While Chris isn’t perfect, if asked what Chris’s strengths are, Samantha may remember that Chris did take her out for a wonderful birthday dinner last month. She may recall that he often asked her how her meetings are going and if she would like him to call her mother to say they are not able to attend the family reunion this year because he has a work conflict. Noticing and giving voice to what we appreciate in our partner provides balance, avoids black and white thinking, and brings positivity that will ultimately help deal with the negative problematic areas of the relationship.
Couple #3: Recovery was going well for Lisa; she just celebrated another sobriety birthday, felt connected with her sponsor, and loved her Thursday night meetings. Happiness finally seemed a possibility, but as her recovery progressed positively, her relationship with Bill seemed to deteriorate. In recent months they stopped going out to dinner, an activity they used to love on Friday nights. The tension in the silence felt heavy, and when they did try to talk, they often ended up arguing, so Bill and Lisa tended to just avoid each other.
Key Skill #3: Bids and the emotional Bank Account
Remember the song “You’ve Got a Friend”? The lyrics tell of how the friend expresses his commitment to the friendship, he will be there, just give a call. Every time a partner calls or reaches out for connection or attention, it is called a bid. When the other partner responds to that bid, it’s like money in the emotional bank account and builds friendship and closeness. However, if the response is ignored, or if what comes back is negative or attacking, it’s like taking money out of the emotional bank account and damages the relationship. Gottman found it was the little bids and positive responses that made a huge difference in the big picture of the relationship. For example, “How was your day?” is a bid.
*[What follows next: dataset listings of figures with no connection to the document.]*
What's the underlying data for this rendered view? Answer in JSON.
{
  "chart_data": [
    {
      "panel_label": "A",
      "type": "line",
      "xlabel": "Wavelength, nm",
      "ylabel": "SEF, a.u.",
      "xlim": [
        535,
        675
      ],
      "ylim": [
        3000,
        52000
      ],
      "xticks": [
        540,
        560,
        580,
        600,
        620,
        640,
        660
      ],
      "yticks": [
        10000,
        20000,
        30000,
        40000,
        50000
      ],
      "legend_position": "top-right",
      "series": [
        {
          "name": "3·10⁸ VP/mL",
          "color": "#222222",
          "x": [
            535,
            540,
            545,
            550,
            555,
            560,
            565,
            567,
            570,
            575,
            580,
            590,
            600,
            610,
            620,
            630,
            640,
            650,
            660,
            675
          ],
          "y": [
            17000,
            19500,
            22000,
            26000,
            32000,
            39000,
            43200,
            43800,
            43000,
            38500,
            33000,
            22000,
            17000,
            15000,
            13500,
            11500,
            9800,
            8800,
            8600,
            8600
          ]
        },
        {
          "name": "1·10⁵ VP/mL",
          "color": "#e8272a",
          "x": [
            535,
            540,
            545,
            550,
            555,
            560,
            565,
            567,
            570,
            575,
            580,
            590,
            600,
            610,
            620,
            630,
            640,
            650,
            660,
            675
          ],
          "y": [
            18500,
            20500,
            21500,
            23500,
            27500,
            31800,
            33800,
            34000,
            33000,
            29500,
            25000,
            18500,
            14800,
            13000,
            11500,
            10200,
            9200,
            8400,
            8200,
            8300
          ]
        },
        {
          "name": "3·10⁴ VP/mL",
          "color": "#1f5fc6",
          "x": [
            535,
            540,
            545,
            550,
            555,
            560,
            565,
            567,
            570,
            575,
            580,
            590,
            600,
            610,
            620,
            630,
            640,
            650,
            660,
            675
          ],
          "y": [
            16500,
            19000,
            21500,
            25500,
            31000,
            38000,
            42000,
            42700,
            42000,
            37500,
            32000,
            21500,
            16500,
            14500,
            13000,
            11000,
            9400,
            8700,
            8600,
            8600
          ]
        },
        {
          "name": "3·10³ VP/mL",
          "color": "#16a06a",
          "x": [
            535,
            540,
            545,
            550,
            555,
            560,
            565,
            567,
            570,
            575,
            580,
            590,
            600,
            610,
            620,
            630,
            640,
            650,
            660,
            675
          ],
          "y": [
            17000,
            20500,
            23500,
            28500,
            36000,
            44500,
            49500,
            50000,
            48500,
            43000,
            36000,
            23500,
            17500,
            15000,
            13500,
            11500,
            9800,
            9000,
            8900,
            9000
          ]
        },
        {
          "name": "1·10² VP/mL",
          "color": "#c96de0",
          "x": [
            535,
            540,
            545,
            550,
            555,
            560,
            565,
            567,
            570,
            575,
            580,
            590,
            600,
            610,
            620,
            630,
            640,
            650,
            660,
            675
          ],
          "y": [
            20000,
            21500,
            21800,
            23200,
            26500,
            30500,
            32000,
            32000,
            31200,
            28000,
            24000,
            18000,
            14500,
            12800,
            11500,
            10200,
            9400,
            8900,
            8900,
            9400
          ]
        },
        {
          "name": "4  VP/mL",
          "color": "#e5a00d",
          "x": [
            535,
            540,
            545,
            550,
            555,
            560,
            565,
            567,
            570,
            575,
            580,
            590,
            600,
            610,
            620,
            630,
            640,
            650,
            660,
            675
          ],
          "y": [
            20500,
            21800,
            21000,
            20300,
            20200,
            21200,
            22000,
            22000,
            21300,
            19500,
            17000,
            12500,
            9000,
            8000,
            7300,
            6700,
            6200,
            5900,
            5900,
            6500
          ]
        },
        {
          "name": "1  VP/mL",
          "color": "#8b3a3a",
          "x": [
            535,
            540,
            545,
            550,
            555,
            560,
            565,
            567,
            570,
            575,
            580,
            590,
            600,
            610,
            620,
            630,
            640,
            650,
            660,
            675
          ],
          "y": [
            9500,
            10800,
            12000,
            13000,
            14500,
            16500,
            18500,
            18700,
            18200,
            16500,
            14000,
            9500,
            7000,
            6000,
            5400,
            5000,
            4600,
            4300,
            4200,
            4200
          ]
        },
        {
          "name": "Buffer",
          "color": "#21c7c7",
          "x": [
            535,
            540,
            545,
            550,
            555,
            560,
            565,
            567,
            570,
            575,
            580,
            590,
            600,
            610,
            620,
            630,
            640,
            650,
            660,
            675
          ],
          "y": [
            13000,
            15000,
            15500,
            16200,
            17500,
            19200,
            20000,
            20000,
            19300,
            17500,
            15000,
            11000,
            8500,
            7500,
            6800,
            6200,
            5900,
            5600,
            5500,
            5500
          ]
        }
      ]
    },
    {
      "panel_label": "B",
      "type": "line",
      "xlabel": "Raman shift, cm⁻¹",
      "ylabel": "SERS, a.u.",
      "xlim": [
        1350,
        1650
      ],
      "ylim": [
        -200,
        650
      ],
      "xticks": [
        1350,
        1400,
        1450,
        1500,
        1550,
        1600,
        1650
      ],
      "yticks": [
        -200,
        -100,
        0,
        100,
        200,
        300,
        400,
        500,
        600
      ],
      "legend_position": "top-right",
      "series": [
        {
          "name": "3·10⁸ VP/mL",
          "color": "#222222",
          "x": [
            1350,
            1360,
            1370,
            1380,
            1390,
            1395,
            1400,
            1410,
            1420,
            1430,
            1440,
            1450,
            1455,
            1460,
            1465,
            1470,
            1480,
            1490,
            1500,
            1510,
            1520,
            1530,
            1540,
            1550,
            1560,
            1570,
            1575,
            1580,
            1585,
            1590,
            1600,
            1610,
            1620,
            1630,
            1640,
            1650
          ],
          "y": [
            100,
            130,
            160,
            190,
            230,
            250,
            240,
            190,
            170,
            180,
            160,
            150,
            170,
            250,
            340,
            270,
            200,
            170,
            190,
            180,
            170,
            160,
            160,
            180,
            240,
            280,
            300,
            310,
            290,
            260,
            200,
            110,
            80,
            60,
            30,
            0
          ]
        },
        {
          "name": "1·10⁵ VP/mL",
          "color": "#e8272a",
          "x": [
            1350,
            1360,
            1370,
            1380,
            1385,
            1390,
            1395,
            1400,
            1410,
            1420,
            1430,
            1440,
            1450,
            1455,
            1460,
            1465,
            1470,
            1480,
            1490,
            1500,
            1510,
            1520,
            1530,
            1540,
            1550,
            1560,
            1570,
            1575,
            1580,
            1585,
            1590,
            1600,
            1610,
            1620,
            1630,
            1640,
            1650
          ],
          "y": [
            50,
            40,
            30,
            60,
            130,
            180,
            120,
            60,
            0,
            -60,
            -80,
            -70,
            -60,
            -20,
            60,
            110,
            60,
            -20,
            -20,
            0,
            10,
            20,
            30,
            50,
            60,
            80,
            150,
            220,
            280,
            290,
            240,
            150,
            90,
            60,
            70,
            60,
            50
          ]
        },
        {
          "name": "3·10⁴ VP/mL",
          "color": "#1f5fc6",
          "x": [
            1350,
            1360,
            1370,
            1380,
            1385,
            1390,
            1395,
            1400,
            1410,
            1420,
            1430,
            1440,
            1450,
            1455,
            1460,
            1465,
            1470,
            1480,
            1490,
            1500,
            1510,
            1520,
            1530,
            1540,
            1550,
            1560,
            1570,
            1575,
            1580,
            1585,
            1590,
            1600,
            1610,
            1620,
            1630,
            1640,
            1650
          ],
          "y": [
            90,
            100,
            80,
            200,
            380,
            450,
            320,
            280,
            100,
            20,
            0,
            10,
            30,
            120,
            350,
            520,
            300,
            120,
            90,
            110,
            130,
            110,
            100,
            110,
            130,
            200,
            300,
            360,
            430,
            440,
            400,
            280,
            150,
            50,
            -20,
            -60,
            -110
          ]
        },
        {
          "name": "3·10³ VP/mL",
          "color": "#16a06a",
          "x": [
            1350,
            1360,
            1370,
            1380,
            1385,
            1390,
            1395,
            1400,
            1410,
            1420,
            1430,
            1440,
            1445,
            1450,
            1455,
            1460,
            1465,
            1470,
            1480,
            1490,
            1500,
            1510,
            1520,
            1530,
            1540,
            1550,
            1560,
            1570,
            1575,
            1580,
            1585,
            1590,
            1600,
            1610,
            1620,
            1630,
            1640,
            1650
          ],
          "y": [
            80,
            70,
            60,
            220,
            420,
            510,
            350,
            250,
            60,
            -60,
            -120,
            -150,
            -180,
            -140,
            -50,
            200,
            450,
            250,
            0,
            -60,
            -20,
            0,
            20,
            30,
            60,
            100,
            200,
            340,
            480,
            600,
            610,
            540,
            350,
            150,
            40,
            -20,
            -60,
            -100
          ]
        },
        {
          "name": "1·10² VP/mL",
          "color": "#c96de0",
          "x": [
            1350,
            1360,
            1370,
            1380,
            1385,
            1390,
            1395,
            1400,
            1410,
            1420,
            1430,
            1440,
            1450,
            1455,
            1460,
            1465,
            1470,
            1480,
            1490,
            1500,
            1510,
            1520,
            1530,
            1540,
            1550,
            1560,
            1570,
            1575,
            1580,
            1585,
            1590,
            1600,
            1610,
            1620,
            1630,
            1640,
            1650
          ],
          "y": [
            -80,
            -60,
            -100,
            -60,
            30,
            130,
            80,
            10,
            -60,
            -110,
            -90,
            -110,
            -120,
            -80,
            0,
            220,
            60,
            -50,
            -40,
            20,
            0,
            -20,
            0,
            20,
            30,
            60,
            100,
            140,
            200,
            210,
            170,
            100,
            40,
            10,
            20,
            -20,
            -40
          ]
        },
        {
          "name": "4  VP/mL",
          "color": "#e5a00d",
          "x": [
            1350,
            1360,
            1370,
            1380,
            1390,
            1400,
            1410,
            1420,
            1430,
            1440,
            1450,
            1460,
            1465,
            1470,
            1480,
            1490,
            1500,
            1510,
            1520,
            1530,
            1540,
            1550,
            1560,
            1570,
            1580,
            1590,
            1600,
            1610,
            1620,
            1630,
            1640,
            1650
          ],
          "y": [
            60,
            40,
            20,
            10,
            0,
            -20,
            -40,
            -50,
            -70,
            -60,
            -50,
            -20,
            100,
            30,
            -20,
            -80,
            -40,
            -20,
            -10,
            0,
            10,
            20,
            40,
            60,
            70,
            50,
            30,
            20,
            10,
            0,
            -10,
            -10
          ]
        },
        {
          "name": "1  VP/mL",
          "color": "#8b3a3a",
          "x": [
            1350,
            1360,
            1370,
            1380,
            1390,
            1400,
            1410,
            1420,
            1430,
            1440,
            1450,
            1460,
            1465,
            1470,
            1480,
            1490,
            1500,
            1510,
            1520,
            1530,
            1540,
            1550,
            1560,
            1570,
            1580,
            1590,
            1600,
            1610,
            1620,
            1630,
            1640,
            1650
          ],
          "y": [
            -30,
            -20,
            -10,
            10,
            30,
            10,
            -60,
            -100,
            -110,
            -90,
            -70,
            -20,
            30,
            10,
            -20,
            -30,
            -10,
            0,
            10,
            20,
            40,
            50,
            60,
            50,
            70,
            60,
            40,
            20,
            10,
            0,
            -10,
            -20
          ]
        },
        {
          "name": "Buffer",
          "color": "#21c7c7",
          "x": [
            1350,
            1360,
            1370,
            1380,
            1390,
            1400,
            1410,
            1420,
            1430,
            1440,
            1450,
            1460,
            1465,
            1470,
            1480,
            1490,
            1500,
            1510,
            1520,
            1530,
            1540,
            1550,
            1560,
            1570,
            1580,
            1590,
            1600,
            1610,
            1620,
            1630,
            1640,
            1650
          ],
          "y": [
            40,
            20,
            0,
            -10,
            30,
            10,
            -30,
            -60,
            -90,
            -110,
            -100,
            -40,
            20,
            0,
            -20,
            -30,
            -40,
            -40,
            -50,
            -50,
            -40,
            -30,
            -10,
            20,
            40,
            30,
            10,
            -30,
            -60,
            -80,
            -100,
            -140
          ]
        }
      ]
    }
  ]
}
A turning toward that bid and building up the emotional bank account would be any response that acknowledged the partner’s interest, for example: “It was boring…It was great…I’m mad about it and would rather not talk about it, but how was your day?”. Frequent bids and positive responses to those bids can turn a relationship back on the path of a good friendship
Lisa and Bill, once they understand the importance of bids and the emotional bank account, could focus on trying to better recognize when the partner is reaching out, then respond and acknowledge with words or a smile. Studies indicate if bids are ignored and rejected, the bidder stops trying. The net effect over years is an emotionally distant relationship. Lisa and Bill, as with the other two couples, will do best if they can try to incorporate and work on all three components of friendship: Love Maps, Fondness and Admiration, and Bids.
Recovering couples are challenged with finding a place for recovery in the relationship. Some partners are both in recovery, but are unsure how to share more as a couple in their individual recovery journey. Some individuals find themselves alone in their recovery or even criticized by their partners for being in recovery. Regardless of each individual situation, developing a better friendship means “progress not perfection” in each of these areas. Having a discussion about these concepts is a step in the direction of improving or strengthening one core aspect of a satisfying relationship, friendship.